Dr. Mark Robson: I mean, everybody experiences it in a different way and it has a different impact. I do work a lot with younger women just because I work a lot with inherited risk and that overlaps. But also take care of people who are older as well. And it’s the same concept. I mean, if you think about after a diagnosis and treatment of breast cancer, once again, people are living with a pretty fair degree of uncertainty.
About at least for a while, “Is this going to come back? How am I going to integrate this into my life? ” And again, it becomes a conversation about moving forward in the face of uncertainty. And uncertainty with a possibility of something not good happening, right? And I think that from the humanist perspective of Madison that being a little bit of a Virgil in that setting, is a privilege. And I enjoy doing that.
Chris Riback: Was it always medicine for you? Was science always the direction that you were going to go? You mentioned Virgil. Were there other areas of interest for you growing up?
Dr. Mark Robson: I’ve always been interested in the arts and humanities. But mainly as a way of, again, informing perspectives on life. Gosh, I’m getting all philosophical here on a Thursday afternoon. But no. I mean, I’ve been joking with my daughter who’s now in 10th grade and I remember actually starting thinking about doing medicine when I was in 10th grade biology class.
So, yes. I mean, it pretty much has always been medicine for me but for different reasons. When I was younger, it was because it was tough and it was hard and I felt like it was intellectually challenging, which has a certain arrogance to it. And then, as I got older, it became much more because it was a life of connection. And connection not only to your patients but connection to your colleagues and connection to the broader world. And I think that’s a very nourishing thing.
Chris Riback: Yes. It’s not a bad way to go through. And to close out, I’d be remiss if I didn’t ask you, doing the amounts of research that you do and that other researchers, scientists, doctors do can be challenging at times, what role has BCRF played in your research?
Dr. Mark Robson: Well, BCRF has been an incredible financial supporter. The model is very unique. And the idea that you have funding to explore ideas that would be difficult to get funded through other mechanisms because of the novelty, because of the newness of what you’re trying to do. So, there’s that component to it.

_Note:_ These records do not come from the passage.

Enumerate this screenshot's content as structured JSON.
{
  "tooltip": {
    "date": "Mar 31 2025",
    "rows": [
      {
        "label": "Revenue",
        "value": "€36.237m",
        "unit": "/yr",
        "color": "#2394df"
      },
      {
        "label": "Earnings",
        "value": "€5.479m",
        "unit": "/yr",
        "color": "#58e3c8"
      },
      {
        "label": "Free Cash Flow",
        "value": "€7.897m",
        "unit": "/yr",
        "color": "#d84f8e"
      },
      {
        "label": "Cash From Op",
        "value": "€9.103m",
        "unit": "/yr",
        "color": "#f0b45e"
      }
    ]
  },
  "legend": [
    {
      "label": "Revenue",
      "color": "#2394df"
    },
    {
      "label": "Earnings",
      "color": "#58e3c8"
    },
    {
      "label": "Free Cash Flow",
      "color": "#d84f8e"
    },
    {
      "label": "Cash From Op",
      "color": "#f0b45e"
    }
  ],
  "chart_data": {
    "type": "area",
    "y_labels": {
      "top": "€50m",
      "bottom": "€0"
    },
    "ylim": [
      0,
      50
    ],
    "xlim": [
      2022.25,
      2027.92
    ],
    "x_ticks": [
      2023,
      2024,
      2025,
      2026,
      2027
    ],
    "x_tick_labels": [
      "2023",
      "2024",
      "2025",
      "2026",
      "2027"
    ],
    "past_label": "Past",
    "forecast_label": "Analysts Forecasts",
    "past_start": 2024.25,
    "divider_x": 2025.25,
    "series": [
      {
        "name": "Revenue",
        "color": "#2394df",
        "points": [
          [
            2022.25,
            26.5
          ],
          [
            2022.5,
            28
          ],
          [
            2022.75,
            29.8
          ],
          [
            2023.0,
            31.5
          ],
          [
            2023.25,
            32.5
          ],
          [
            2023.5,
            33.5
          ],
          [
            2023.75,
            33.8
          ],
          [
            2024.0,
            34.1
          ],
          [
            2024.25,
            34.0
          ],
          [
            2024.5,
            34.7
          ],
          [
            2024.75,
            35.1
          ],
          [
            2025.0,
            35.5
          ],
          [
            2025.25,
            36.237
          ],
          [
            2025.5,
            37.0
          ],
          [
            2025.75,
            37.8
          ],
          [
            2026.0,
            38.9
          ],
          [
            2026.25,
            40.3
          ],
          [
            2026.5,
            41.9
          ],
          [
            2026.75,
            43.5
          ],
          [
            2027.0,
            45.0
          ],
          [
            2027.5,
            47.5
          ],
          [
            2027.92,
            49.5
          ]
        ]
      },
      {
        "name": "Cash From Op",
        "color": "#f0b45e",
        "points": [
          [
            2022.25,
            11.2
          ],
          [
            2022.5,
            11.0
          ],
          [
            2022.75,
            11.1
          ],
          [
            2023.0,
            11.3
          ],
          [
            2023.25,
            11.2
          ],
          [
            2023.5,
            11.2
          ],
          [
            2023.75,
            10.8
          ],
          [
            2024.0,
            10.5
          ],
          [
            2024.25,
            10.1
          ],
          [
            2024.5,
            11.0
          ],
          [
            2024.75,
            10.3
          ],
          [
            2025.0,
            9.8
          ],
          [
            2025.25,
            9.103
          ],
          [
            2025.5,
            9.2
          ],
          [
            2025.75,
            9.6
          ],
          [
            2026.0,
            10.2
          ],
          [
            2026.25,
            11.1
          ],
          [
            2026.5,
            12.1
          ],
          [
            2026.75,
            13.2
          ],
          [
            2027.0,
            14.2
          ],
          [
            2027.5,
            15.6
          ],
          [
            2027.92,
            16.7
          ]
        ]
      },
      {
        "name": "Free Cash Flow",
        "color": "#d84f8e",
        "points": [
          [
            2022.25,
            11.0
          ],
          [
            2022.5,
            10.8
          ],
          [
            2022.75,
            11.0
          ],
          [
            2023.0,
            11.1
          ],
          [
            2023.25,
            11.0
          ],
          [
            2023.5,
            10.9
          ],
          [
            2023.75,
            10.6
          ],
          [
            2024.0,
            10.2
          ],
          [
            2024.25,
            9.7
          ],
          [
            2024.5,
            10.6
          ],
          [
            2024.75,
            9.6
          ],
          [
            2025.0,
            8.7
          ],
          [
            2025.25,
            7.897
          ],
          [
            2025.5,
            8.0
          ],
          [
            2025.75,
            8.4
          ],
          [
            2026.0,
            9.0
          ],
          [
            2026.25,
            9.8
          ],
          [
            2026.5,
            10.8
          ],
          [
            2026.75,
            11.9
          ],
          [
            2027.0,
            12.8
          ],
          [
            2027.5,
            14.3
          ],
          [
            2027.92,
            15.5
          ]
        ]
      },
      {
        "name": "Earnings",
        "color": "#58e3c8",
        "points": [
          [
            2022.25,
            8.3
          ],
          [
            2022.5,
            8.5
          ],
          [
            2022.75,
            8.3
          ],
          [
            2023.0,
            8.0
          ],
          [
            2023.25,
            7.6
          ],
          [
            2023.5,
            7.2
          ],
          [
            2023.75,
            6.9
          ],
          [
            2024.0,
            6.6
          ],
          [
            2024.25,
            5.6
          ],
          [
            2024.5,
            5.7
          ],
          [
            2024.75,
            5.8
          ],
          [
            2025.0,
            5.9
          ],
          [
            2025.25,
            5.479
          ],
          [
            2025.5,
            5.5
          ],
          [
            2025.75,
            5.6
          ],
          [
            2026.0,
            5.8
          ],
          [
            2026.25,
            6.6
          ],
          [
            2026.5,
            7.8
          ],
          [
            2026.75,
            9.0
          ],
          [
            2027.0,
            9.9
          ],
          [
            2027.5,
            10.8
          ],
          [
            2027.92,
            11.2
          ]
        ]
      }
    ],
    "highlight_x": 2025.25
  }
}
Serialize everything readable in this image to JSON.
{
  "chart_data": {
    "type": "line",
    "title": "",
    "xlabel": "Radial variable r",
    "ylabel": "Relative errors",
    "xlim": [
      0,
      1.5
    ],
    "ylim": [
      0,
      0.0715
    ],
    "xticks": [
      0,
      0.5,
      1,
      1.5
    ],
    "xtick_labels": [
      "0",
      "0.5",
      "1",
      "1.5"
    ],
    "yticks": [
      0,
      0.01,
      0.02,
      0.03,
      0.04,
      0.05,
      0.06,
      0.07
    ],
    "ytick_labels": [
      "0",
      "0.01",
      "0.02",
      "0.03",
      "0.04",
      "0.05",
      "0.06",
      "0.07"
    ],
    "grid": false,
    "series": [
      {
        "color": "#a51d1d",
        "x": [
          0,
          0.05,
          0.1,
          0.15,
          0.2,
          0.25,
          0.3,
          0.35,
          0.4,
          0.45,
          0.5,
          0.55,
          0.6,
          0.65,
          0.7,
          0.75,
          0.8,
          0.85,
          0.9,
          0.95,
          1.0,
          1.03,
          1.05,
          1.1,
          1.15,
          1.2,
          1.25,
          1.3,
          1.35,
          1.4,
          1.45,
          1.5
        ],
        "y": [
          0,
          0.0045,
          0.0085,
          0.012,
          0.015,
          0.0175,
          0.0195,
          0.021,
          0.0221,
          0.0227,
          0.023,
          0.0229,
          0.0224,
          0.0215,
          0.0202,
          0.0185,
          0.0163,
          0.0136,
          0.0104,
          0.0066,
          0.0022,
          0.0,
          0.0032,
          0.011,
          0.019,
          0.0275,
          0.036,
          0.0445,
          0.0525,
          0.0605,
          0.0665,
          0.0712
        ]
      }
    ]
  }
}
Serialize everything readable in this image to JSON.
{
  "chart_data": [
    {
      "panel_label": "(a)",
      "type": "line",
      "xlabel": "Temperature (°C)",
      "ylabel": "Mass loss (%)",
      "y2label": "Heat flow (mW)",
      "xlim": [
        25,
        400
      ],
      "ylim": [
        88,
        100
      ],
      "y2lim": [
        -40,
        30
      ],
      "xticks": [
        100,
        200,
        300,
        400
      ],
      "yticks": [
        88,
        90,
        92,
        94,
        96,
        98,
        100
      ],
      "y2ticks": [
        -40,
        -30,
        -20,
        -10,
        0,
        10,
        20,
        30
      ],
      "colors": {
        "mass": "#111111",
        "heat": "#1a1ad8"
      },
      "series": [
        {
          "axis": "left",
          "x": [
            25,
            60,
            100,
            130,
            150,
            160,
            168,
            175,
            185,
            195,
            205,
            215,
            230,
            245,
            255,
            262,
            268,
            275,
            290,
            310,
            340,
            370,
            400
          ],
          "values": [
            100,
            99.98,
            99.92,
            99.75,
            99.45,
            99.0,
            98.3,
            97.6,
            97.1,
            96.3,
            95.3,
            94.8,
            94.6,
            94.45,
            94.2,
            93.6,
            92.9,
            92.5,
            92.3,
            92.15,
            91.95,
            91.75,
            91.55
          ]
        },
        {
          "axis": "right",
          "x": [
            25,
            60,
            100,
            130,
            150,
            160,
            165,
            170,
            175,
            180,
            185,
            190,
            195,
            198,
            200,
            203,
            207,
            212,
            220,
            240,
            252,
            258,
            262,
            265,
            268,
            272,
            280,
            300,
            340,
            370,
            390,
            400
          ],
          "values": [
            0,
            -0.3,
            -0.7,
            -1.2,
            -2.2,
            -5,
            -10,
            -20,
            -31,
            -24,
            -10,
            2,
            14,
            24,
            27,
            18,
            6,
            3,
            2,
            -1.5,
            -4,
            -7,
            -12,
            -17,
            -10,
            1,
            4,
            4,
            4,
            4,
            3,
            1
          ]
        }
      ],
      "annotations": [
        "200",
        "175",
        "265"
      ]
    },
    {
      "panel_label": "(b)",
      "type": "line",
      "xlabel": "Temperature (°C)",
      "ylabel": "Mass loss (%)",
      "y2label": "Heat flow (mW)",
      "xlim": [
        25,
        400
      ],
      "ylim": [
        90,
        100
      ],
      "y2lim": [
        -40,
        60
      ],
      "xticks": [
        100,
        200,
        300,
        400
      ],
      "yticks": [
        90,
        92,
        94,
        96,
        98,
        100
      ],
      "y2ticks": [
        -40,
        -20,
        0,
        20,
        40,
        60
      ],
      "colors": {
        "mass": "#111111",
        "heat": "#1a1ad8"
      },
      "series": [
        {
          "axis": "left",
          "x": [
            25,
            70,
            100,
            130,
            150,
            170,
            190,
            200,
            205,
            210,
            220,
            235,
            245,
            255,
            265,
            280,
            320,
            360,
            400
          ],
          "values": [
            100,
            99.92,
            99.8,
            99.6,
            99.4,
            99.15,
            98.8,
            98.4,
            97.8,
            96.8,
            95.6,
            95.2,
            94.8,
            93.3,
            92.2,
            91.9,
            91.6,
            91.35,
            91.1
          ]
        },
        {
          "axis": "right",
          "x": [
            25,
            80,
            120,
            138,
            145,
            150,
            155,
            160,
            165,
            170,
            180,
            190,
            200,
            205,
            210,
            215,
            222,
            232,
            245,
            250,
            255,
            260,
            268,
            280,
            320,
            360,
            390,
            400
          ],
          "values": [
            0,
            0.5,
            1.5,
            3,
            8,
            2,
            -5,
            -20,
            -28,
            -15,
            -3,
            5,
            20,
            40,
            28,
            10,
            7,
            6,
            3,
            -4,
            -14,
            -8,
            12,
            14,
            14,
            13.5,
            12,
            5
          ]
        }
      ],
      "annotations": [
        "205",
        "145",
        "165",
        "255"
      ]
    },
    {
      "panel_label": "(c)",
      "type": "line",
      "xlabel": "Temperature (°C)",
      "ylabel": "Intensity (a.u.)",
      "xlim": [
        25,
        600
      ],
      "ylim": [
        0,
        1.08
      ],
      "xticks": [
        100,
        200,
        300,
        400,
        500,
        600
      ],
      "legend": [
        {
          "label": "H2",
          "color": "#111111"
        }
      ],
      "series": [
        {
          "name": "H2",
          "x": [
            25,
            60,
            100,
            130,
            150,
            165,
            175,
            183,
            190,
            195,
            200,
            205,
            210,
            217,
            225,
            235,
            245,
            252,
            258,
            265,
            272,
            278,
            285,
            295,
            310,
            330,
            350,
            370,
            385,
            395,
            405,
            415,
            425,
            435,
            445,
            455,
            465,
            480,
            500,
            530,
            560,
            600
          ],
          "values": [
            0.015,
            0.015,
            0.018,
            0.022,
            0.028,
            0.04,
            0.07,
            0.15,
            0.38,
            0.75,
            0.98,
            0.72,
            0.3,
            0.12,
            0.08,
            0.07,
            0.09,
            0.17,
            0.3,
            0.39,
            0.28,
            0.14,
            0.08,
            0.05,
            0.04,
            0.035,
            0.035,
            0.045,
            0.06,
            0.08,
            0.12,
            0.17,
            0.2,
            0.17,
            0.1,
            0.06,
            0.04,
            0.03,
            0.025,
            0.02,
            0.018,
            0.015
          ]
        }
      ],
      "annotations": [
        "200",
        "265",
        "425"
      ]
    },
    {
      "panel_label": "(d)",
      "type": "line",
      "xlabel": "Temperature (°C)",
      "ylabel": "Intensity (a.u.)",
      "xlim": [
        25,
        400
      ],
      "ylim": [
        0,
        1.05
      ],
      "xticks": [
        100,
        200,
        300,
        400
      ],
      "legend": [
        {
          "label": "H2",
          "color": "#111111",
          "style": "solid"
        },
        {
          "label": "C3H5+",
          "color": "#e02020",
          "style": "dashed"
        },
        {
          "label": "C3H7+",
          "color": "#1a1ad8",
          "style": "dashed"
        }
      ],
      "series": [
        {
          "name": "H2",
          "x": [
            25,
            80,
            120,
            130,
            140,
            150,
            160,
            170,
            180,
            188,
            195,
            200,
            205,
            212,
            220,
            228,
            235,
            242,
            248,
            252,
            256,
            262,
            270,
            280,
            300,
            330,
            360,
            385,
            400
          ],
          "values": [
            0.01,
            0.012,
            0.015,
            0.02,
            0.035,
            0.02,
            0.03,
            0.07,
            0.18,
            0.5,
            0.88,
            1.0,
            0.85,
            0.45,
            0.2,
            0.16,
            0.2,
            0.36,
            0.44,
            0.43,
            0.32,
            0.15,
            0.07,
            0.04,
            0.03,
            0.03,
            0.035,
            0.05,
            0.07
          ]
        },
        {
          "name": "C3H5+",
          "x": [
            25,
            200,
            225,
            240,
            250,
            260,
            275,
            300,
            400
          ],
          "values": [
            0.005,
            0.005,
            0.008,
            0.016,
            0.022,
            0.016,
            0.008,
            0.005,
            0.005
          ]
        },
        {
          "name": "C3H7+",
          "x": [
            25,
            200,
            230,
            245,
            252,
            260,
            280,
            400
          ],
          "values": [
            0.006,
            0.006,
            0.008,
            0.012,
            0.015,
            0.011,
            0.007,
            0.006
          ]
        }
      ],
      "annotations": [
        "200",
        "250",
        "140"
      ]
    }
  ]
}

The other component goes back to what we were just talking about is that it’s a phenomenal community of both researchers but also… And perhaps more importantly, patients, family members, supporters, who are energizing through their dedication to the course and their energy for the course.
And so, I think we all talk about the research support that’s critically important. But the community writ large is in my mind equally important and perhaps even more so.
Chris Riback: Well, thank you. I’m certain that they’re grateful to have you part of that community. And yes, it’s a remarkable community to say the least. Dr Robson, thank you for taking the time. And of course, thank you for the work that you do.
Dr. Mark Robson: Thanks very much. Appreciate it.